With or without 3-D, Rapunzel (or Tangled) looks set to overtake last year's under-achieving Princess and the Frog at the box-office. What's more, its non-verbal horse Maximus is bound to give Shrek's talkative Donkey a run for the money!
THE SKINNY: The Rapunzel (voice of Mandy Moore) caper gets a revisionist twist here and she is 'rescued' not by a handsome prince on a white horse but a young, egoistic bandit (Zachary Levi as Flynn Rider) and a horse (named Maximus) that thinks it is a dog. The villain is Mother Gothel (Donna Murphy), the narcissistic witch who imprisons our princess in a secluded tower.
HITS AND MISSES: Like Beauty & The Beast and The Little Mermaid, Rapunzel also comes with musical and dance numbers. Except for Mother Knows Best, most of them have yet to catch on with the public. They may not be as catchy as those of Little Mermaid but given time, some may actually work their magic.
What I like best are the solid Disney characterisations, especially of its animals. Mandy Moore's Rapunzel suitably represents Every Girl who is forced to stay home; Flynn plays the Bad Boy-type who sorely needs to be tamed and corrected by the proverbial Love; and the manipulative Mother Gothel aptly reflects the way some kids view their over-protective parent.

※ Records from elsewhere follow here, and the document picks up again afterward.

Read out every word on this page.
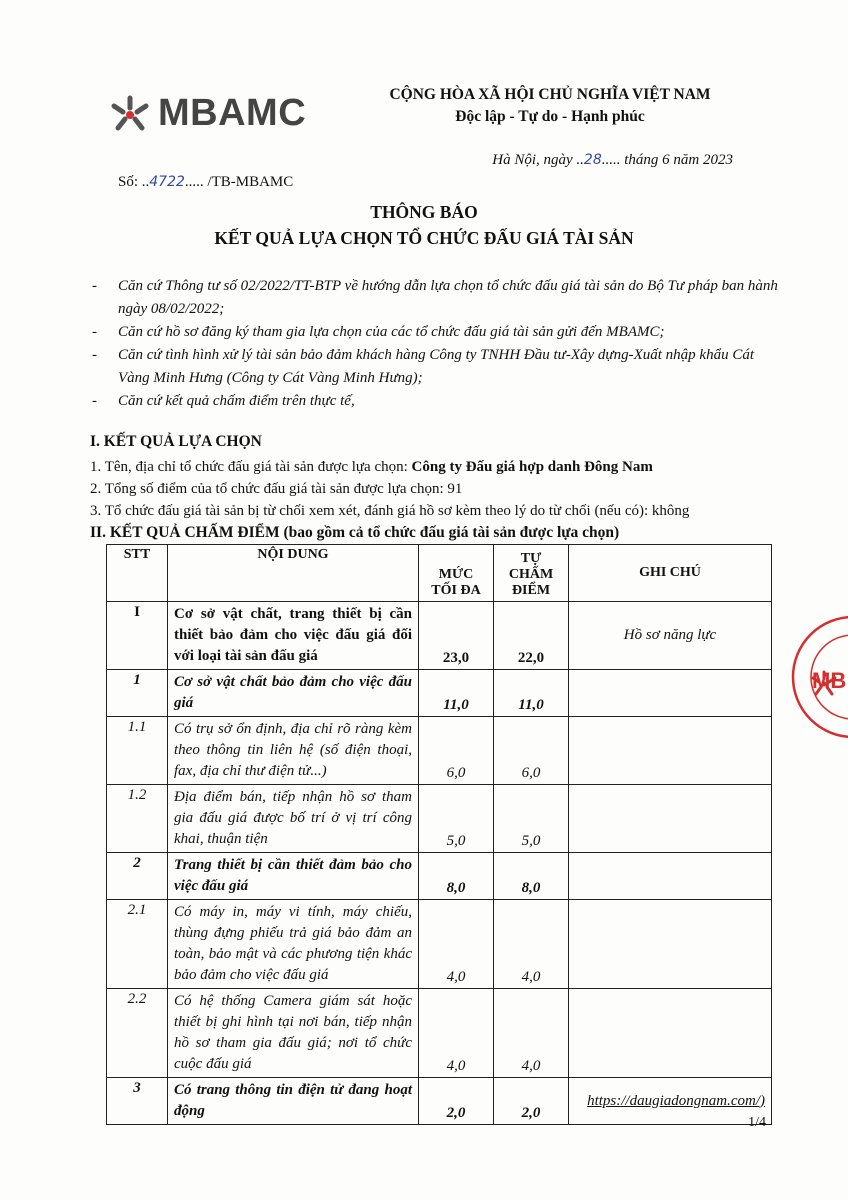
MBAMC	CỘNG HÒA XÃ HỘI CHỦ NGHĨA VIỆT NAM
Độc lập - Tự do - Hạnh phúc
Hà Nội, ngày ..28..... tháng 6 năm 2023
Số: ..4722..... /TB-MBAMC
THÔNG BÁO
KẾT QUẢ LỰA CHỌN TỔ CHỨC ĐẤU GIÁ TÀI SẢN
- Căn cứ Thông tư số 02/2022/TT-BTP về hướng dẫn lựa chọn tổ chức đấu giá tài sản do Bộ Tư pháp ban hành ngày 08/02/2022;
- Căn cứ hồ sơ đăng ký tham gia lựa chọn của các tổ chức đấu giá tài sản gửi đến MBAMC;
- Căn cứ tình hình xử lý tài sản bảo đảm khách hàng Công ty TNHH Đầu tư-Xây dựng-Xuất nhập khẩu Cát Vàng Minh Hưng (Công ty Cát Vàng Minh Hưng);
- Căn cứ kết quả chấm điểm trên thực tế,
I. KẾT QUẢ LỰA CHỌN
1. Tên, địa chỉ tổ chức đấu giá tài sản được lựa chọn: Công ty Đấu giá hợp danh Đông Nam
2. Tổng số điểm của tổ chức đấu giá tài sản được lựa chọn: 91
3. Tổ chức đấu giá tài sản bị từ chối xem xét, đánh giá hồ sơ kèm theo lý do từ chối (nếu có): không
II. KẾT QUẢ CHẤM ĐIỂM (bao gồm cả tổ chức đấu giá tài sản được lựa chọn)
STT	NỘI DUNG	MỨC TỐI ĐA	TỰ CHẤM ĐIỂM	GHI CHÚ
I	Cơ sở vật chất, trang thiết bị cần thiết bảo đảm cho việc đấu giá đối với loại tài sản đấu giá	23,0	22,0	Hồ sơ năng lực
1	Cơ sở vật chất bảo đảm cho việc đấu giá	11,0	11,0	
1.1	Có trụ sở ổn định, địa chỉ rõ ràng kèm theo thông tin liên hệ (số điện thoại, fax, địa chỉ thư điện tử...)	6,0	6,0	
1.2	Địa điểm bán, tiếp nhận hồ sơ tham gia đấu giá được bố trí ở vị trí công khai, thuận tiện	5,0	5,0	
2	Trang thiết bị cần thiết đảm bảo cho việc đấu giá	8,0	8,0	
2.1	Có máy in, máy vi tính, máy chiếu, thùng đựng phiếu trả giá bảo đảm an toàn, bảo mật và các phương tiện khác bảo đảm cho việc đấu giá	4,0	4,0	
2.2	Có hệ thống Camera giám sát hoặc thiết bị ghi hình tại nơi bán, tiếp nhận hồ sơ tham gia đấu giá; nơi tổ chức cuộc đấu giá	4,0	4,0	
3	Có trang thông tin điện tử đang hoạt động	2,0	2,0	https://daugiadongnam.com/)
MB
1/4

The show-stealers are the mandatory animal sidekicks - a chameleon named Pascal and the palace horse Maximus. These are not just supporting characters but they have actual 'acting' duties as well. And the fact that they do not speak, helps to boost realism and makes them even funnier. Of course, the action is popcorn stuff but the social themes it explores make for worthy parental contemplation.
THE LOWDOWN: A fitting opportunity for everyone to let down their hair.